Deadline: Wie finanzieren Sie Ihre Filme?

Lana: Wir machen Mainstream-Filme wie Komödien und Horrorfilme, die mir helfen, meine persönlicheren Projekte zu finanzieren. Stirb schön war ein Crossover – er wurde als Arthouse-Film gedreht, wurde aber ein Mainstream-Hit. Ich habe zuvor bei gearbeitet [Philippines broadcaster] 17 Jahre lang GMA, zunächst als Autorin, dann auch als Regisseurin von hierzulande großen Seifenopern. Es hat mir wirklich geholfen, den Puls des Massenpublikums zu verstehen – was die Leute sehen wollen und wofür sie zu zahlen bereit sind.

Frist: Sie sind als LGBTQ+-Filmemacher bekannt, aber das ist nicht wirklich ein LGBTQ+-Film. Wird es also schwieriger sein, ihn zu vermarkten?

Lana: Ja, die meisten meiner Geschichten sind für und über meine Community, und ich bin sicher, dass einige Leute, die diesen Film sehen, fragen werden, wo die schwule Figur ist. Aber es bestand wirklich kein Bedarf für einen schwulen Charakter – das ist unsere Geschichte, eine Geschichte, mit der sich jeder Filipino identifizieren kann, egal ob schwul oder hetero. Das ist unser kollektives Trauma als Nation. Ich denke, meine größte Sorge ist derzeit, wie wir den Film auf den Philippinen mit dem erforderlichen Inhalt, aber auch mit grafischen Darstellungen veröffentlichen können, da wir uns mit unserer Zensurbehörde auseinandersetzen müssen.

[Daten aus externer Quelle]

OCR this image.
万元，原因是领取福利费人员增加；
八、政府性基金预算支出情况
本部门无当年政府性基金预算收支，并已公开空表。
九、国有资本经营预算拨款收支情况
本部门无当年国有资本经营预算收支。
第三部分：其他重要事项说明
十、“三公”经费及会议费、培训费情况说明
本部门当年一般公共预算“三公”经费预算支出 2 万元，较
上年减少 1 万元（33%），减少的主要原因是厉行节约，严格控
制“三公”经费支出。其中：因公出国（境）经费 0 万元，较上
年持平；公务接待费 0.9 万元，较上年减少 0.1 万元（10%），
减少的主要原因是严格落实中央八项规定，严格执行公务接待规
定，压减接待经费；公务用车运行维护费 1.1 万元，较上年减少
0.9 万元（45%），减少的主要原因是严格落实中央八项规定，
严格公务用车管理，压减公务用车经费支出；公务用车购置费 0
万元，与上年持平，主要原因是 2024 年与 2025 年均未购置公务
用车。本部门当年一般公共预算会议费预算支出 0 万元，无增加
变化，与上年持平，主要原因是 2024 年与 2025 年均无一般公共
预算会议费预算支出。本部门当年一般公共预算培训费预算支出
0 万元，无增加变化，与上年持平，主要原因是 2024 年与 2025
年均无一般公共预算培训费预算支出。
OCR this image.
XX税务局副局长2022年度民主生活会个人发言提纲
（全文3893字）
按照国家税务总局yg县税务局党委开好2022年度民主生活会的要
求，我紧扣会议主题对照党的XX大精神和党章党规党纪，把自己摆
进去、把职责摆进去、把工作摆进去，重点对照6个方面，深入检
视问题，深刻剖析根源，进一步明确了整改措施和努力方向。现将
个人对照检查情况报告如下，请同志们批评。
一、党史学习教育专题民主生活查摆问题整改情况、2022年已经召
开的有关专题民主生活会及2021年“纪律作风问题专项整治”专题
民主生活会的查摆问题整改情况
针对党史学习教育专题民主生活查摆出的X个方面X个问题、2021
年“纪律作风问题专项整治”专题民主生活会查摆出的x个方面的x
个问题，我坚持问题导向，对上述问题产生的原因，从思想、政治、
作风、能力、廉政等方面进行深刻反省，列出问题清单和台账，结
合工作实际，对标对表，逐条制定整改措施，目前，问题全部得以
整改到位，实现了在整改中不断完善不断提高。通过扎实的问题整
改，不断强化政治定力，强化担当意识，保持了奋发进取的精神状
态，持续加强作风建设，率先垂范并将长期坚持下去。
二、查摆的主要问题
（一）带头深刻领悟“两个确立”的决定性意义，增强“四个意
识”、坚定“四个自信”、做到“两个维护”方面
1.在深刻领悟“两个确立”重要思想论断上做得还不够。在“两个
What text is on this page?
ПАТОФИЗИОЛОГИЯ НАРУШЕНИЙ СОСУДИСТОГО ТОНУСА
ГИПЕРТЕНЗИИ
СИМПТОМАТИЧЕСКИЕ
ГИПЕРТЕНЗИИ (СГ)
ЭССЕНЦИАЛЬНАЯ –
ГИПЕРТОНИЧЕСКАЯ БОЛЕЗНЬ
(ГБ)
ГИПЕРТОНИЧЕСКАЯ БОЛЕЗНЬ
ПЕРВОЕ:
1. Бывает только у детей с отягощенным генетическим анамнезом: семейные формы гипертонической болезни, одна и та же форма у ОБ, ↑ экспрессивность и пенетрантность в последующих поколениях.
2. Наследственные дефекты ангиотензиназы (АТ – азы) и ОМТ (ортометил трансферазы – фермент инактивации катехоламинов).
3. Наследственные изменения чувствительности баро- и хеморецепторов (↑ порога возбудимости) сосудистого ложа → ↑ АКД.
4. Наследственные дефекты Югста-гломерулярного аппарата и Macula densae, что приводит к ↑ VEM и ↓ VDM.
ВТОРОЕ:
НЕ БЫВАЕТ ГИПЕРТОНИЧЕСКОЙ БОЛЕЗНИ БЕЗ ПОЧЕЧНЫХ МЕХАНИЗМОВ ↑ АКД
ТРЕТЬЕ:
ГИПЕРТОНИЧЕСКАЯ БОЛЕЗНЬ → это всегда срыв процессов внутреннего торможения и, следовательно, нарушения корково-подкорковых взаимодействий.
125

Frist: Wie gesund ist die philippinische Filmindustrie derzeit?

Lana: Oh, es ist im Moment ein Kampf, besonders jetzt, wo wir die Pandemie hinter uns haben. Es ist wirklich traurig, dass das Publikum nicht in die Kinos zurückgekehrt ist, um philippinische Filme anzusehen. Wir haben Hollywood-Blockbuster, die in unseren Kinos Geld verdienen, aber die letzten lokalen Filme, die Geld einbrachten, wurden letzten Dezember beim Metro Manila Film Festival gezeigt, und das Festival hat nur acht Sendeplätze für philippinische Filme. Ich denke, es ist wirklich an der Zeit, dass unsere Regierung eingreift, um nicht nur die Menschen zurück in die Kinos zu locken, sondern auch den Zuschauern beizubringen, philippinische Filme zu schätzen. Schließlich handelt es sich hier um eine Branche, die die Beschäftigung ankurbeln kann. Deshalb haben wir in letzter Zeit viele Diskussionen darüber geführt, was wir tun können.

Deadline: Woran arbeiten Sie als nächstes?

Lana: Ich habe gerade eine Mainstream-Komödie fertiggestellt Becky und Badette, eine weibliche Buddy-Komödie mit Pokwang und Eugene Domingo. Dann entwickeln wir über unser Unternehmen auch einige Projekte für Netflix und Amazon, sowohl Filme als auch Serien.